13: 9 The light of the righteous shines brightly,
but the lamp of the wicked is snuffed out.

So it is for laziness and diligence, generosity and stinginess, prudence and foolishness, pride and humility.

In the Proverbs we meet something we last saw in Genesis 2-3: “The Tree of Life.” Eating from it guaranteed immortality. In Prov. 3: 18, wisdom is “a tree of life.” In Prov. 11: 30, it is “the fruit of the righteous.” In Prov. 13: 12, we read, “a longing fulfilled is a tree of life.” And in 15: 4, “a soothing tongue.” We encounter the Tree of Life again in John’s Revelation, where we will again be able to eat its fruit in full and thus partake of eternal life (Rev. 2:7–our greatest “longing fulfilled” ), and heal all that ails the nations and drives them to war (22: 2). In between the first Garden (Gen. 2) and the last (Rev. 22), the wisdom of the Proverbs tells us what kinds of foretastes of the fruit of this tree we might partake of even now, in terms of relationships, conduct and character. Eternal life is a quality of life, as well as a quantity of life.
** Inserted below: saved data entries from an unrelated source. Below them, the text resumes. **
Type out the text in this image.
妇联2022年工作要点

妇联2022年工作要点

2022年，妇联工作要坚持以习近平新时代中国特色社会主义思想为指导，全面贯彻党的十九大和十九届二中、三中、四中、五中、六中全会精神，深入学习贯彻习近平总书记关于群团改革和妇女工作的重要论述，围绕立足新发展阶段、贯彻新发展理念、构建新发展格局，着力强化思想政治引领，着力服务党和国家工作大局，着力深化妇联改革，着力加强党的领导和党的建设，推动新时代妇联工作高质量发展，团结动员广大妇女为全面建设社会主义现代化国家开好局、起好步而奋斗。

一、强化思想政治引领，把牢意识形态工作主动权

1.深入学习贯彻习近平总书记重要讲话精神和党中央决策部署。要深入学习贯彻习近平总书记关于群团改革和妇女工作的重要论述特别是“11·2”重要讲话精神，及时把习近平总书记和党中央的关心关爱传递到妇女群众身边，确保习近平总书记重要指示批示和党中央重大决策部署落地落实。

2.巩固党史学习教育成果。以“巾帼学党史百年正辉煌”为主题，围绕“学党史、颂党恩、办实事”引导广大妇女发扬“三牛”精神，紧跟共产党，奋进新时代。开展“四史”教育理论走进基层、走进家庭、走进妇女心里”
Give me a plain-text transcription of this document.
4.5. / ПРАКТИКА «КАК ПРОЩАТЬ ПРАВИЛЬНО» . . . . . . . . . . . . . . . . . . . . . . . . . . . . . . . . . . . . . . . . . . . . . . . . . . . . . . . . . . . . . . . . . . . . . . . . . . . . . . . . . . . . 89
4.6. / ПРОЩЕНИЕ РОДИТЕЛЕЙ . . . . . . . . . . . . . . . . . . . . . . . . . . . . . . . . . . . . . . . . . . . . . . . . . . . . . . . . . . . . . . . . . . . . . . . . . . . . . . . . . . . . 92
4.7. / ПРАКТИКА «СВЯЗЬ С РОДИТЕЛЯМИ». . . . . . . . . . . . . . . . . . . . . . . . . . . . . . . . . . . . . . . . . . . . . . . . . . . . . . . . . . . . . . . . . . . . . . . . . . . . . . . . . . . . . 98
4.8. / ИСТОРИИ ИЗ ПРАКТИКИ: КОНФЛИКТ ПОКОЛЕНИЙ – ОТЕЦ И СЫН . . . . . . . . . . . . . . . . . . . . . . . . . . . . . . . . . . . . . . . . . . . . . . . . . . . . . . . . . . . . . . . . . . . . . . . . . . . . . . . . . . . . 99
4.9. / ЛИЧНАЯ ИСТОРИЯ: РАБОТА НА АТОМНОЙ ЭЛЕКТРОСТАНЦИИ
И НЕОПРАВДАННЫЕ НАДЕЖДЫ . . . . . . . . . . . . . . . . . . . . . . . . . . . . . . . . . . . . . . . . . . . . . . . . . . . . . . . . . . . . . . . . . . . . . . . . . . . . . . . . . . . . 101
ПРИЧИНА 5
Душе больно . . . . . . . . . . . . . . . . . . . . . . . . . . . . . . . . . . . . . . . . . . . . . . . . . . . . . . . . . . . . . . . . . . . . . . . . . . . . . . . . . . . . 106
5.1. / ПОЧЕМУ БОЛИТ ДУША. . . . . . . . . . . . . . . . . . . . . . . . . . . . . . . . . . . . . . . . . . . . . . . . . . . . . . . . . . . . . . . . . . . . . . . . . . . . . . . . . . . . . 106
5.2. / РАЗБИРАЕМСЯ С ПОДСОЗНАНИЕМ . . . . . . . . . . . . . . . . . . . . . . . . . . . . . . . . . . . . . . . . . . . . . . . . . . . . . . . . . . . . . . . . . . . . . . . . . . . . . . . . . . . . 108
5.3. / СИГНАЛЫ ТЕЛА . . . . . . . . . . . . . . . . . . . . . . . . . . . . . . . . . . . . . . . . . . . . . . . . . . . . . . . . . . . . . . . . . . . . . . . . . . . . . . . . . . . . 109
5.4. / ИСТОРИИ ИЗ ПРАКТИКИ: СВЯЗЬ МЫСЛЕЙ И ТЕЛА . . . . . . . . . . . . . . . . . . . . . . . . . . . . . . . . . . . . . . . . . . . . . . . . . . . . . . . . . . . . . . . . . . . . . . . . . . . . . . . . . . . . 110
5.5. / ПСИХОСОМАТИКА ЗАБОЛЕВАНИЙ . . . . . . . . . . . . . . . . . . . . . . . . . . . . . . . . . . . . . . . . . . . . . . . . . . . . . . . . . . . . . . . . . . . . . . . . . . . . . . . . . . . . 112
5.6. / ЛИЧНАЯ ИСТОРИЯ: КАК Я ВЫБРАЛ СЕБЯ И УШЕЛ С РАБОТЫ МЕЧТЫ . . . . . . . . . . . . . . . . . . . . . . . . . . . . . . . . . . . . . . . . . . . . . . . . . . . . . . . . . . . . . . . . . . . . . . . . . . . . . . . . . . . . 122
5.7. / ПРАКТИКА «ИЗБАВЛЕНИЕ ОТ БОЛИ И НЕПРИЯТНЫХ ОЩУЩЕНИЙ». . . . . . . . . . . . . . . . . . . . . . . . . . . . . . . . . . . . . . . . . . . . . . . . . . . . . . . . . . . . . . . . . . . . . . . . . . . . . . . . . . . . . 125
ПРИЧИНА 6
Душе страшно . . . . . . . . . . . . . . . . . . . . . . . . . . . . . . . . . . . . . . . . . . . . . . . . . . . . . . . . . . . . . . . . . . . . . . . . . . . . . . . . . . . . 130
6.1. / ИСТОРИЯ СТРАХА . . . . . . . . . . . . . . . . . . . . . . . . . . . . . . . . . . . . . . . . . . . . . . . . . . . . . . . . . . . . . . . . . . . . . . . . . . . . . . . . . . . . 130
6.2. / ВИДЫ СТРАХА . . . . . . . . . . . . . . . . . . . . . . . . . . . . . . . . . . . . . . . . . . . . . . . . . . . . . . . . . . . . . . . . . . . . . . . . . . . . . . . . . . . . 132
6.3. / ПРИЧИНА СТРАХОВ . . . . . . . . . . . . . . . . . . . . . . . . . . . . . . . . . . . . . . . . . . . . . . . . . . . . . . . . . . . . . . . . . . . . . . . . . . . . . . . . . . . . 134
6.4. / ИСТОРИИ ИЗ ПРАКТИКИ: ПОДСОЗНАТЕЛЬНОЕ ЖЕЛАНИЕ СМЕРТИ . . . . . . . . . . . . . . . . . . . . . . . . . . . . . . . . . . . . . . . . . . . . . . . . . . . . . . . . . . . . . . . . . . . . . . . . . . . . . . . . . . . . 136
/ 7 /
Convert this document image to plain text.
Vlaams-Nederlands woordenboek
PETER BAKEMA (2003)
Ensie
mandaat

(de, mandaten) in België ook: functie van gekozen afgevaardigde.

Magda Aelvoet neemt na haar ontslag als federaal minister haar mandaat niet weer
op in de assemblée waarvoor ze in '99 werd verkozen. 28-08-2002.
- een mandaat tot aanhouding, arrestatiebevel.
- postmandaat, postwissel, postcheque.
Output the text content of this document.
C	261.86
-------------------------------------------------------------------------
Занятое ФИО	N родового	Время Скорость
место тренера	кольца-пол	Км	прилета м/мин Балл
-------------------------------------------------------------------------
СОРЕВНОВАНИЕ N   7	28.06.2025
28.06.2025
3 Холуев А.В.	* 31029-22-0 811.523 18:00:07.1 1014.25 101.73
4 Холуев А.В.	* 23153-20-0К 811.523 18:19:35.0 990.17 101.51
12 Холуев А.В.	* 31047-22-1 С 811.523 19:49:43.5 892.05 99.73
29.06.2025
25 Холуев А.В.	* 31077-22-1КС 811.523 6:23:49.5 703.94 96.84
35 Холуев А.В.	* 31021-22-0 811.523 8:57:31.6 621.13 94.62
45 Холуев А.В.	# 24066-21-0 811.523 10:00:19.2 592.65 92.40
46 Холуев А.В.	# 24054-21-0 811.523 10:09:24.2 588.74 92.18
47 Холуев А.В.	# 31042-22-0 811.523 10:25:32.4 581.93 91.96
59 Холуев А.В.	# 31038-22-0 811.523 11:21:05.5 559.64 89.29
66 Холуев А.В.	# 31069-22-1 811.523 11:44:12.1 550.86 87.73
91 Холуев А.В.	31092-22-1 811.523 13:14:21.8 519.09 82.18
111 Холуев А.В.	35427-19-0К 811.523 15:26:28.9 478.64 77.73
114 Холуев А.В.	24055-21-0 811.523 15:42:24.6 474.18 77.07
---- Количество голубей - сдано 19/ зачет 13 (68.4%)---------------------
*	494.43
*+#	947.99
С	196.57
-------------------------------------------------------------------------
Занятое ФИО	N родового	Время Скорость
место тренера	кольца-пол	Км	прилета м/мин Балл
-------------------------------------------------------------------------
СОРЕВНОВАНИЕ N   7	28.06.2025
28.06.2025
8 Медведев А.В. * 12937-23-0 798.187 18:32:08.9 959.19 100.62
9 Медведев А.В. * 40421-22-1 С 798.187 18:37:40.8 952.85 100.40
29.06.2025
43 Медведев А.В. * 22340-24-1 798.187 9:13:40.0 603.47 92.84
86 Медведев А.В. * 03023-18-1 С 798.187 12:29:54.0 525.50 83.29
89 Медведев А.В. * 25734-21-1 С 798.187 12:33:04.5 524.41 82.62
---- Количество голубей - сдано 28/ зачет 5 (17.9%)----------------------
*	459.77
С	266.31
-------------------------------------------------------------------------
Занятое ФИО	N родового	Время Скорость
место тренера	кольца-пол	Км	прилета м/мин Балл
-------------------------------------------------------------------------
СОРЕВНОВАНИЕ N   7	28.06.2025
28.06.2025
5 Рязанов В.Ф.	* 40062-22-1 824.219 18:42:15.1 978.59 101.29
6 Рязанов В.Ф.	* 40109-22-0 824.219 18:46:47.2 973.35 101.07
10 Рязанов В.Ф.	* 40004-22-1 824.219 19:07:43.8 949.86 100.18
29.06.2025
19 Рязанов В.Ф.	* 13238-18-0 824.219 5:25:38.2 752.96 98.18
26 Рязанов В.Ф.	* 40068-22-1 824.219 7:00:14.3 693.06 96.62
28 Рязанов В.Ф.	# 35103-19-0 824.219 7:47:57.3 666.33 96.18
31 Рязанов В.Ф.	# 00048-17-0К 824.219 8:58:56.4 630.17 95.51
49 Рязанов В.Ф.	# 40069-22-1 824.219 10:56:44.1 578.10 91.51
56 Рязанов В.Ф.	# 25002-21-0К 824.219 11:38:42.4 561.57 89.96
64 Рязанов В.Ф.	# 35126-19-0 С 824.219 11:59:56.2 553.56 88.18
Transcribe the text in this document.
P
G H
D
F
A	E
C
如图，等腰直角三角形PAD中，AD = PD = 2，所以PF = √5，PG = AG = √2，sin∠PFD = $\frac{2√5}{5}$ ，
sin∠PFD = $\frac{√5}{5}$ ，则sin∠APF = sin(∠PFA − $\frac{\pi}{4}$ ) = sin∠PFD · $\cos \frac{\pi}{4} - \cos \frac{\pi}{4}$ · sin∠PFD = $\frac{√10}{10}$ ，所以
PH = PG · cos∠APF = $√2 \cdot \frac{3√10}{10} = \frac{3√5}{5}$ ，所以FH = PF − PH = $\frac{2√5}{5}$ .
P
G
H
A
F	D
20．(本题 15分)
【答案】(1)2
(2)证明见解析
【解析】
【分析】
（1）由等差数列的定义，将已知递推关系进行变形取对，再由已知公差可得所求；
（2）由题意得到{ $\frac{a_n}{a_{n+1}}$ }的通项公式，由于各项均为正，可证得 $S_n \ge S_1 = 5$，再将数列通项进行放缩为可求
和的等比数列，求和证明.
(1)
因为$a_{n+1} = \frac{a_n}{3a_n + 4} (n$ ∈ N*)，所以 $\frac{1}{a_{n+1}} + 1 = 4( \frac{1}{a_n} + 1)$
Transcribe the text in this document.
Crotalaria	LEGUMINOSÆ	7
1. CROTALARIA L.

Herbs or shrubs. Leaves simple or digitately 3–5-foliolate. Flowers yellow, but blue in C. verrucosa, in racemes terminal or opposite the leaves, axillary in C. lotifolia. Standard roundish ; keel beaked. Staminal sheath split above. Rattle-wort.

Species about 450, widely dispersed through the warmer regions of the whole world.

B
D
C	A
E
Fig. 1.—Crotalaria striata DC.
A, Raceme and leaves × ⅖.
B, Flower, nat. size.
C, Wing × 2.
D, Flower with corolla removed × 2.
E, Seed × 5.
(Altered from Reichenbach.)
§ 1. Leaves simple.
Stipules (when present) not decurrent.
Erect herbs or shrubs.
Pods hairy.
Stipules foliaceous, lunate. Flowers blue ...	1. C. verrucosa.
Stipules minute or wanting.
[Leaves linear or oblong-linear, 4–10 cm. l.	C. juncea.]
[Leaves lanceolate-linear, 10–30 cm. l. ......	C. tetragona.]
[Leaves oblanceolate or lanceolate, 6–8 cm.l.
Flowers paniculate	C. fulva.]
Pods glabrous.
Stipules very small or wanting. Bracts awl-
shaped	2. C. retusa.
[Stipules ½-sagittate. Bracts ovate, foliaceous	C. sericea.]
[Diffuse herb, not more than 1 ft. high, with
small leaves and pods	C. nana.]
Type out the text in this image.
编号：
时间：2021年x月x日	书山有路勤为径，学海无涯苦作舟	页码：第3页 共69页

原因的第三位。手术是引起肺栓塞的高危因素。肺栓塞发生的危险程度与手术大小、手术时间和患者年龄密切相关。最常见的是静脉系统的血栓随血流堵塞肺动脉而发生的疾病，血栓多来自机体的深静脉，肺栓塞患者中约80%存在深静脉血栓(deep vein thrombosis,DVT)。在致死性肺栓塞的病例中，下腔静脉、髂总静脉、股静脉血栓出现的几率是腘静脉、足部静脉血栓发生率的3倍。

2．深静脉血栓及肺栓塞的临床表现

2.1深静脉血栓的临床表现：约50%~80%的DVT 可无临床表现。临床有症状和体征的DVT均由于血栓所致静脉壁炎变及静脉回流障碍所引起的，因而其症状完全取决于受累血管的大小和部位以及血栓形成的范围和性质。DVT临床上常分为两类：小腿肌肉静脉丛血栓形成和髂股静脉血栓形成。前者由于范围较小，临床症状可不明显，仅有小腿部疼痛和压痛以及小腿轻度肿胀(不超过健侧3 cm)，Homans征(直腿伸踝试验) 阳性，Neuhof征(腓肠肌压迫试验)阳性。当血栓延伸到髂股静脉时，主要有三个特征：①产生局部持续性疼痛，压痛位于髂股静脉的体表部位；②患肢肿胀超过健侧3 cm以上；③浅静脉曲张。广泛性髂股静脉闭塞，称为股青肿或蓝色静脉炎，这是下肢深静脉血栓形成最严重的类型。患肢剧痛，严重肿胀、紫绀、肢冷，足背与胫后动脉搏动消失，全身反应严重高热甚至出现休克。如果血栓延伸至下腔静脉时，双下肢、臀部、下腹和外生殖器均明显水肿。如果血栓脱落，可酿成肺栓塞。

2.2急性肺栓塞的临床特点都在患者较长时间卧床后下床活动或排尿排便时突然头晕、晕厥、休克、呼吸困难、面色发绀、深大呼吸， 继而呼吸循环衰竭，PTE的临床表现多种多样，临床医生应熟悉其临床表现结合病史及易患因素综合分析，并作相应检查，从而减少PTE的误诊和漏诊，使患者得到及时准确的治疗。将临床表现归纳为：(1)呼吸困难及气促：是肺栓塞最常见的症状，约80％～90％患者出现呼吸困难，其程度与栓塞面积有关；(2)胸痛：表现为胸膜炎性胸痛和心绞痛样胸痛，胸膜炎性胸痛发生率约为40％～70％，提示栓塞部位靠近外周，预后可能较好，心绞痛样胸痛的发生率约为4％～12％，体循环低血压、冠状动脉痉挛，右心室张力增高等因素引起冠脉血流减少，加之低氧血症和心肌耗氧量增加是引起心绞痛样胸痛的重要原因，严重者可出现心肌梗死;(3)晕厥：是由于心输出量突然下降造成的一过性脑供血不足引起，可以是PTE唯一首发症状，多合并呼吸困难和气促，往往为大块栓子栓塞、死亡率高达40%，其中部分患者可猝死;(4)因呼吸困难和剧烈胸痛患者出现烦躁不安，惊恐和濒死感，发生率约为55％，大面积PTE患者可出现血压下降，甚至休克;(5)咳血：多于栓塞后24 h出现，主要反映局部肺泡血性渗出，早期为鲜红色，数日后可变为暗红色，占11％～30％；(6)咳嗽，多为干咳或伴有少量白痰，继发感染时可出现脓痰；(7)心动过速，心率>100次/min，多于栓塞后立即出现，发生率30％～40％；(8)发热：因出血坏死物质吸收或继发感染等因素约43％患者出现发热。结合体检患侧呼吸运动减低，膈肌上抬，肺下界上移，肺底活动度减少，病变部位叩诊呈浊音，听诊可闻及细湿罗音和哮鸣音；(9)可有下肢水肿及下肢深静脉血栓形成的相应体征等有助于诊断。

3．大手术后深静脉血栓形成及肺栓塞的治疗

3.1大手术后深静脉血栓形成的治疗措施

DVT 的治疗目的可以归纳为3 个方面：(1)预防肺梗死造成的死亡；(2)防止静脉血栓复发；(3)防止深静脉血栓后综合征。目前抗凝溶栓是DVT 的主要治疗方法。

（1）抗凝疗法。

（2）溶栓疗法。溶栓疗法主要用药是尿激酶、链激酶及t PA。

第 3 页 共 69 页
One recurrent theme of the Proverbs is generosity, especially toward the poor. To not have pity upon the poor is to dishonor one’s Maker (14:31). To withhold from them is to impoverish oneself, while to give is to make oneself richer.

A stunning thought: if the reverent, humble, egalitarian and communitarian wisdom of Proverbs was a project of King Solomon (if not his actual practice), how greatly that contrasts with the usual kind of wisdom that constitutes royal policy, e.g. Machiavelli’s The Prince, a study in cynicism and opportunism. Or even with the class-conscious Stoicism of Marcus Aurelius.

PSALM 70 is a lament, very close in wording to Psalm 40: 14-18. It expresses God’s “preferential option for the poor,” (v. 6) against the powerful who persecute, accuse and make mockery of them. It contains both a curse against the enemies (vv. 3-4) as well as invitation and blessing for those who share the psalmist’s faith and station in life. Note the two names of God in verse 6: My Help and My Savior. “Do not delay, O Lord” (v. 6) is comparable to “Come, Lord Jesus.”